Tangle

tangle

If the scanner, parser, and analyser have successfully (with no errors, severe errors, or fatal errors) completed, and the Tangle option (+O) is turned on (it is by default), then the Tangle component of FunnelWeb is invoked to generate the product files specified in the @O macros of the input file.

The operation of Tangle is very simple. Each @O macro is expanded and written to a file of the same name. As there are a finite number of macros, and the analyser guarantees that the macro structure is non-recursive, Tangle is guaranteed to terminate.

Three remaining points are worth discussing.

  1. Tangle expands macros using blank indentation unless the user has specified otherwise in an indentation pragma in the input file (see Section [*]).

  2. Tangle keeps track of the length of the lines that it is writing and issues an error if any line of any product file that it generates is longer than the maximum. The maximum is the minimum of a value defaulted or specified in the input file (Section [*]), and the value (if any) provided by the +w command line argument (Section [*]).
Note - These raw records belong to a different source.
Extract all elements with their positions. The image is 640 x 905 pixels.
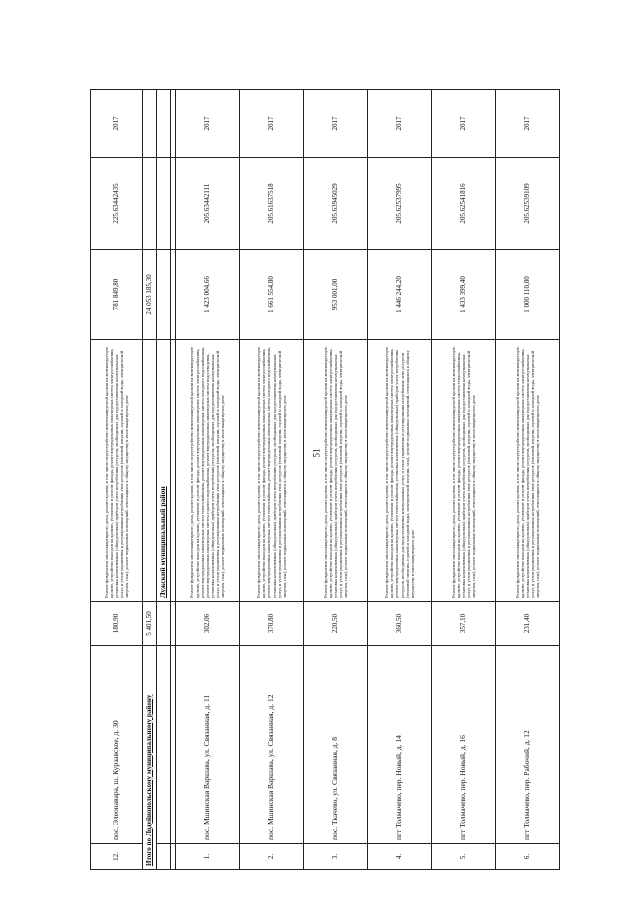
rotated-table-container: [90, 90, 560, 870]
row-number: 2.: [240, 844, 304, 870]
row-number: 3.: [304, 844, 368, 870]
table-row: [304, 90, 368, 870]
code-cell: 205.62541816: [432, 158, 496, 250]
row-number: 12.: [91, 844, 143, 870]
district-empty-cell: [157, 90, 171, 158]
year-cell: 2017: [304, 90, 368, 158]
year-cell: 2017: [240, 90, 304, 158]
district-row: [157, 90, 171, 870]
district-empty-cell: [157, 250, 171, 340]
cost-cell: 781 849,80: [91, 250, 143, 340]
work-description-cell: Ремонт фундамента многоквартирного дома, ремонт кровли, в том числе переустройство невентилируемой кровли на вентилируемую кровлю, устройство выходов на кровлю, утепление и ремонт фасада, ремонт внутридомовых инженерных систем электроснабжения, ремонт внутридомовых инженерных систем теплоснабжения, ремонт внутридомовых инженерных систем холодного водоснабжения, ремонт внутридомовых инженерных систем горячего водоснабжения, ремонт внутридомовых инженерных систем водоотведения, установка коллективных (общедомовых) приборов учета потребления ресурсов, необходимых для предоставления коммунальных услуг, и узлов управления и регулирования потребления этих ресурсов (тепловой энергии, горячей и холодной воды, электрической энергии, газа), ремонт подвальных помещений, относящихся к общему имуществу в многоквартирном доме: [176, 340, 240, 602]
area-cell: 180,90: [91, 602, 143, 646]
total-cost: 24 053 185,30: [143, 250, 157, 340]
total-row: [143, 90, 157, 870]
code-cell: 205.63945029: [304, 158, 368, 250]
cost-cell: 953 001,00: [304, 250, 368, 340]
code-cell: 205.61637518: [240, 158, 304, 250]
total-empty-cell: [143, 340, 157, 602]
total-empty-cell: [143, 90, 157, 158]
area-cell: 357,10: [432, 602, 496, 646]
work-description-cell: Ремонт фундамента многоквартирного дома, ремонт кровли, в том числе переустройство невентилируемой кровли на вентилируемую кровлю, устройство выходов на кровлю, утепление и ремонт фасада, ремонт внутридомовых инженерных систем теплоснабжения, установка коллективных (общедомовых) приборов учета потребления ресурсов, необходимых для предоставления коммунальных услуг, и узлов управления и регулирования потребления этих ресурсов (тепловой энергии, горячей и холодной воды, электрической энергии, газа), ремонт подвальных помещений, относящихся к общему имуществу в многоквартирном доме: [432, 340, 496, 602]
total-area: 5 401,50: [143, 602, 157, 646]
year-cell: 2017: [496, 90, 560, 158]
address-cell: пгт Толмачево, пер. Новый, д. 14: [368, 646, 432, 844]
page-number: 51: [311, 448, 322, 458]
district-empty-cell: [157, 158, 171, 250]
row-number: 5.: [432, 844, 496, 870]
table-row: [432, 90, 496, 870]
address-cell: пос. Элеонавара, ш. Курзавское, д. 30: [91, 646, 143, 844]
code-cell: 205.63442111: [176, 158, 240, 250]
code-cell: 205.62537995: [368, 158, 432, 250]
address-cell: пос. Мшинская Варшава, ул. Связанная, д. 12: [240, 646, 304, 844]
cost-cell: 1 000 110,80: [496, 250, 560, 340]
total-label: Итого по Лодейнопольскому муниципальному району: [143, 646, 157, 870]
district-empty-cell: [157, 646, 171, 844]
address-cell: пгт Толмачево, пер. Рабочий, д. 12: [496, 646, 560, 844]
code-cell: 225.63442435: [91, 158, 143, 250]
area-cell: 302,06: [176, 602, 240, 646]
address-cell: пос. Мшинская Варшава, ул. Связанная, д. 11: [176, 646, 240, 844]
table-row: [368, 90, 432, 870]
year-cell: 2017: [91, 90, 143, 158]
area-cell: 231,40: [496, 602, 560, 646]
work-description-cell: Ремонт фундамента многоквартирного дома, ремонт кровли, в том числе переустройство невентилируемой кровли на вентилируемую кровлю, устройство выходов на кровлю, утепление и ремонт фасада, ремонт внутридомовых инженерных систем электроснабжения, ремонт внутридомовых инженерных систем теплоснабжения, ремонт внутридомовых инженерных систем холодного водоснабжения, установка коллективных (общедомовых) приборов учета потребления ресурсов, необходимых для предоставления коммунальных услуг, и узлов управления и регулирования потребления этих ресурсов (тепловой энергии, горячей и холодной воды, электрической энергии, газа), ремонт подвальных помещений, относящихся к общему имуществу в многоквартирном доме: [240, 340, 304, 602]
table-row: [91, 90, 143, 870]
cost-cell: 1 433 399,40: [432, 250, 496, 340]
cost-cell: 1 661 554,80: [240, 250, 304, 340]
district-empty-cell: [157, 844, 171, 870]
cost-cell: 1 423 004,66: [176, 250, 240, 340]
cost-cell: 1 446 244,20: [368, 250, 432, 340]
row-number: 4.: [368, 844, 432, 870]
work-description-cell: Ремонт фундамента многоквартирного дома, ремонт кровли, в том числе переустройство невентилируемой кровли на вентилируемую кровлю, устройство выходов на кровлю, утепление и ремонт фасада, ремонт внутридомовых инженерных систем электроснабжения, ремонт внутридомовых инженерных систем теплоснабжения, установка коллективных (общедомовых) приборов учета потребления ресурсов, необходимых для предоставления коммунальных услуг, и узлов управления и регулирования потребления этих ресурсов (тепловой энергии, горячей и холодной воды, электрической энергии, газа), ремонт подвальных помещений, относящихся к общему имуществу в многоквартирном доме: [368, 340, 432, 602]
total-empty-cell: [143, 158, 157, 250]
address-cell: пос. Ткачево, ул. Связанная, д. 8: [304, 646, 368, 844]
work-description-cell: Ремонт фундамента многоквартирного дома, ремонт кровли, в том числе переустройство невентилируемой кровли на вентилируемую кровлю, устройство выходов на кровлю, утепление и ремонт фасада, ремонт внутридомовых инженерных систем электроснабжения, установка коллективных (общедомовых) приборов учета потребления ресурсов, необходимых для предоставления коммунальных услуг, и узлов управления и регулирования потребления этих ресурсов (тепловой энергии, горячей и холодной воды, электрической энергии, газа), ремонт подвальных помещений, относящихся к общему имуществу в многоквартирном доме: [91, 340, 143, 602]
district-title: Лужский муниципальный район: [157, 340, 171, 602]
code-cell: 205.62539109: [496, 158, 560, 250]
table-row: [496, 90, 560, 870]
work-description-cell: Ремонт фундамента многоквартирного дома, ремонт кровли, в том числе переустройство невентилируемой кровли на вентилируемую кровлю, устройство выходов на кровлю, утепление и ремонт фасада, ремонт внутридомовых инженерных систем электроснабжения, установка коллективных (общедомовых) приборов учета потребления ресурсов, необходимых для предоставления коммунальных услуг, и узлов управления и регулирования потребления этих ресурсов (тепловой энергии, горячей и холодной воды, электрической энергии, газа), ремонт подвальных помещений, относящихся к общему имуществу в многоквартирном доме: [304, 340, 368, 602]
year-cell: 2017: [432, 90, 496, 158]
row-number: 6.: [496, 844, 560, 870]
area-cell: 360,50: [368, 602, 432, 646]
area-cell: 220,50: [304, 602, 368, 646]
year-cell: 2017: [176, 90, 240, 158]
table-row: [176, 90, 240, 870]
table-row: [240, 90, 304, 870]
address-cell: пгт Толмачево, пер. Новый, д. 16: [432, 646, 496, 844]
year-cell: 2017: [368, 90, 432, 158]
work-description-cell: Ремонт фундамента многоквартирного дома, ремонт кровли, в том числе переустройство невентилируемой кровли на вентилируемую кровлю, устройство выходов на кровлю, утепление и ремонт фасада, ремонт внутридомовых инженерных систем электроснабжения, установка коллективных (общедомовых) приборов учета потребления ресурсов, необходимых для предоставления коммунальных услуг, и узлов управления и регулирования потребления этих ресурсов (тепловой энергии, горячей и холодной воды, электрической энергии, газа), ремонт подвальных помещений, относящихся к общему имуществу в многоквартирном доме: [496, 340, 560, 602]
area-cell: 370,80: [240, 602, 304, 646]
repair-program-table: [90, 89, 560, 870]
row-number: 1.: [176, 844, 240, 870]
district-empty-cell: [157, 602, 171, 646]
  3. It is worth the user obtaining some understanding of the resources that FunnelWeb requires to perform its task.

When FunnelWeb's scanner executes, it reads each file into memory where it is kept for the duration of the run. Thus, there must be room in memory for the entire input file, including all include files. While this approach may seem expensive in memory, it is almost necessary in order to support forward references. To merely scan the input file, recording the macro names, but leaving the text on disk, would require many random access disk seeks.

In contrast, FunnelWeb never builds an internal representation of the product file. Instead, each piece of output is written immediately to the product file. This means that as long as the input file fits in memory, the product file can be arbitrarily large. It also means that users need not fear to define or call macros that they know will expand to megabytes of text. Nor need they fear placing a call to such a macro as part of an actual parameter. FunnelWeb does not ever expand actual parameters internally. In fact, it does not expand them until it hits the corresponding formal parameter during its expansion of the called macro. At that point, it looks up the ıexpression (not the expansion of the expression) for the corresponding actual parameter, and starts expanding it.